Disagreement over his final resting place had escalated since the bishop's death, aged 92, Dec. 11. He had demanded burial at Lulong Cemetery, where the diocese's first bishop, Ernst Guerts, was interred in 1940.

The site became a church cemetery after several priests and nuns were buried there but it was wrecked during the political turmoil of the 1950s, shortly after the communists took power.

Since then, it has been used as farmland, and in 1993 – with the government’s permission – Liu reburied Geurts and other clergy in a corner of the over 6 acre site.

The late bishop had demanded the return of the site several times during his lifetime.

Bishop Peter Fang Jingping told that the government has effectively ended the dispute by purchasing a new 0.33 hectare plot at Beigang village in Qianxi county to replace the former cemetery. The appeased parishioners agreed to bury Liu there.

Fang denied rumors that the government has also paid compensation of 1.5 million yuan (US$247,000) to the diocese.

The diocese in Hebei province had announced on Dec. 17 that it would not bury Liu unless the government returned the disputed land.
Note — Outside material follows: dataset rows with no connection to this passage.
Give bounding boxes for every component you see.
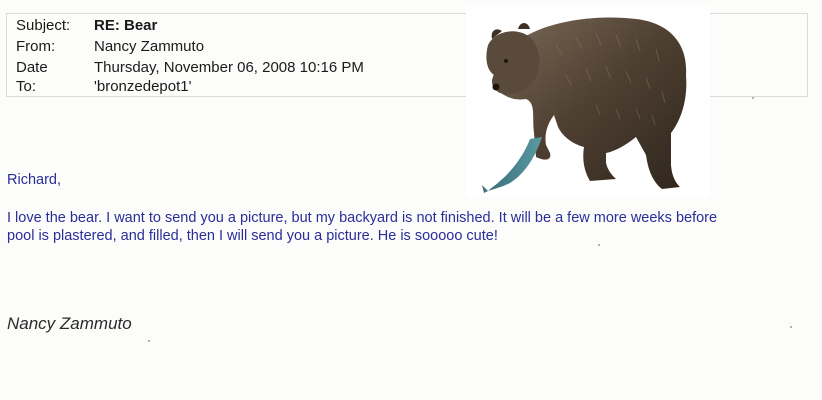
body-line-1: I love the bear. I want to send you a pi…	[7, 210, 718, 226]
date-row: Date Thursday, November 06, 2008 10:16 PM	[16, 59, 364, 77]
to-value: 'bronzedepot1'	[94, 78, 192, 95]
signature: Nancy Zammuto	[7, 314, 132, 333]
scan-speck	[598, 244, 600, 246]
scan-speck	[752, 97, 754, 99]
subject-label: Subject:	[16, 17, 71, 34]
to-label: To:	[16, 78, 37, 95]
scan-speck	[790, 326, 792, 328]
greeting: Richard,	[7, 172, 61, 188]
date-value: Thursday, November 06, 2008 10:16 PM	[94, 59, 364, 76]
subject-row: Subject: RE: Bear	[16, 17, 157, 35]
date-label: Date	[16, 59, 48, 76]
from-row: From: Nancy Zammuto	[16, 38, 204, 56]
bear-sculpture-image	[482, 17, 687, 193]
scan-speck	[148, 340, 150, 342]
body-line-2: pool is plastered, and filled, then I wi…	[7, 228, 498, 244]
from-value: Nancy Zammuto	[94, 38, 205, 55]
subject-value: RE: Bear	[94, 17, 158, 34]
to-row: To: 'bronzedepot1'	[16, 78, 191, 96]
from-label: From:	[16, 38, 56, 55]
bear-sculpture-photo	[466, 5, 710, 197]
In response, officials came to the cathedral the next day and took clergy away to offices of the State Administration for Religious Affairs. The mobile phones of all priests and nuns in Tangshan were also monitored.

After days of negotiation, government negotiators warned the diocese that discussions would be closed if they did not accept the alternative plot in Beigang, according to a Church source who asked not to be named.

“The provincial government did not want to get involved in a standoff,” said the source. “The officials of Tangshan also felt that they had little room to maneuver because Lulong county, belonging to neighboring Qinhuangdao city, was not under their administration,” he added.

“It is Christmas and the standoff has lingered for days, so the most important thing was to bury the bishop first.”

The agreement was accepted by the local clergy but a small group of laypeople criticized it. One churchgoer, who spoke on condition of anonymity, said he could understand it was a difficult decision for the clergy and “a partial win” for the Church as the government made a significant concession.

“However, we laypeople also helped in the fight for the property. The clergy should have let us know before closing the deal with the government. We think they were too easy in accepting the offer,” he said.